Their core campaign message is coming into focus too – that while Labour may offer a change of government at Westminster, only the SNP are offering “real change” via independence.
Indeed the phrase “SNP only party offering real change with independence” now features as the second line in nearly all one of their press releases, with almost 20 of them during the month of July alone.
That slogan will shortly feature prominently on leaflets dropping through letterboxes across South Lanarkshire.
But Labour will not want to engage in a constitutional bunfight the way the Conservatives are always happy to – so it will be intriguing to see the extent to which the question of independence factors in the campaign.

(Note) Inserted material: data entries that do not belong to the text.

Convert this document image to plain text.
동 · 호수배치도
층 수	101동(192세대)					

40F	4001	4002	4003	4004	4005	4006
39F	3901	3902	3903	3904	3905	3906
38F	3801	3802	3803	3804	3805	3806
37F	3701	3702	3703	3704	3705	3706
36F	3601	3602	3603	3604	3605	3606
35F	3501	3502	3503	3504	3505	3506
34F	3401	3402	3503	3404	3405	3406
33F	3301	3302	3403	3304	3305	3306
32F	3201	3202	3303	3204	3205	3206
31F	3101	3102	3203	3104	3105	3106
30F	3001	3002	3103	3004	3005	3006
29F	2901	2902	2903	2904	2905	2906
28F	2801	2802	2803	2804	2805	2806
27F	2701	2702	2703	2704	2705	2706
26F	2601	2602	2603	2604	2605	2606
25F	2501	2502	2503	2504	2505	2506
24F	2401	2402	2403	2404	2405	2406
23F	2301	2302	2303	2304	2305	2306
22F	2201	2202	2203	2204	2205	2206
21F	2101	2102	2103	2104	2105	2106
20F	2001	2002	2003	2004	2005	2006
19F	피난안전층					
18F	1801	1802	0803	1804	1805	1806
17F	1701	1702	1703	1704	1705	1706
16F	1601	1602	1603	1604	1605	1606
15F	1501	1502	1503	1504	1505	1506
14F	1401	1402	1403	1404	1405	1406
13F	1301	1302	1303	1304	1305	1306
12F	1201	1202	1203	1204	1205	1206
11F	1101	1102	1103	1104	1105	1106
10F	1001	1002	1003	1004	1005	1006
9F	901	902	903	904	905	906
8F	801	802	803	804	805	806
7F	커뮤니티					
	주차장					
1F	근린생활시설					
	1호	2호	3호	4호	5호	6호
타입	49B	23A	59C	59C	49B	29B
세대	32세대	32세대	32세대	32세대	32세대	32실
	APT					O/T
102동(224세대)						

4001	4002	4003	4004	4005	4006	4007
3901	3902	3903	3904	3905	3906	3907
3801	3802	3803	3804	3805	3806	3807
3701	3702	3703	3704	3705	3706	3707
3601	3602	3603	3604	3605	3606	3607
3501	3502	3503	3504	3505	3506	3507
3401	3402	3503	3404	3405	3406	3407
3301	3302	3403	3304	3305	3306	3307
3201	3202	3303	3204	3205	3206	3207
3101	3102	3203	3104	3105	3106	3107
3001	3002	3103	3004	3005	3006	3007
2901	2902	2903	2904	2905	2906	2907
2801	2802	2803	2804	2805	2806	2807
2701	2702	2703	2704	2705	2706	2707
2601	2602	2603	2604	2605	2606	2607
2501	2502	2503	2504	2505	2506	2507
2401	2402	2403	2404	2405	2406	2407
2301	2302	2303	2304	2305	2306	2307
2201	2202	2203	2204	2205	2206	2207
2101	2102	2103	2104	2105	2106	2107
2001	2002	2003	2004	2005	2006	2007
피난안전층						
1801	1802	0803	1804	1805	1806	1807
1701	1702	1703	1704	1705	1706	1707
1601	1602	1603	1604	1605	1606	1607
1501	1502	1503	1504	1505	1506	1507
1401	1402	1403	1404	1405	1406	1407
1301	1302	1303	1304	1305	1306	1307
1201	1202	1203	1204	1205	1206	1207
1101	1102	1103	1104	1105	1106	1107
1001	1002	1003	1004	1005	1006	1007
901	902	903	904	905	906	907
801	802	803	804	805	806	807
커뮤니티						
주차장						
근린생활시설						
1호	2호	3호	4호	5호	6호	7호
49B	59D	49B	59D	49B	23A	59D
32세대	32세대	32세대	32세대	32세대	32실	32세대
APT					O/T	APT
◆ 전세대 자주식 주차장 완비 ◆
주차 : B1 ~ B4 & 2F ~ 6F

5. It’s the final showdown
Whoever wins the seat will know that they will likely have to fight the campaign all over again in about a year’s time, with a general election looming.
This will be no dress rehearsal though – in fact it will likely be the last election to Rutherglen and Hamilton West.
New constituency boundaries have been drawn up and look set to be confirmed ahead of the next election, and a decent number of locals will be guaranteed to have another new MP – potentially their third in a year.
The constituency is being split up, with Rutherglen becoming a seat in its own right while absorbing more of Uddingston, while the western patch will join a new Hamilton and Clyde Valley seat.
Boundary changes are planned right across the UK, with some big changes having been drawn up in the first alterations since 2005.
So not only will the winner be back out on the doorsteps within a matter of months, they might not even be canvassing the same streets.
But they will feel they have built some crucial momentum ahead of that pivotal UK-wide contest.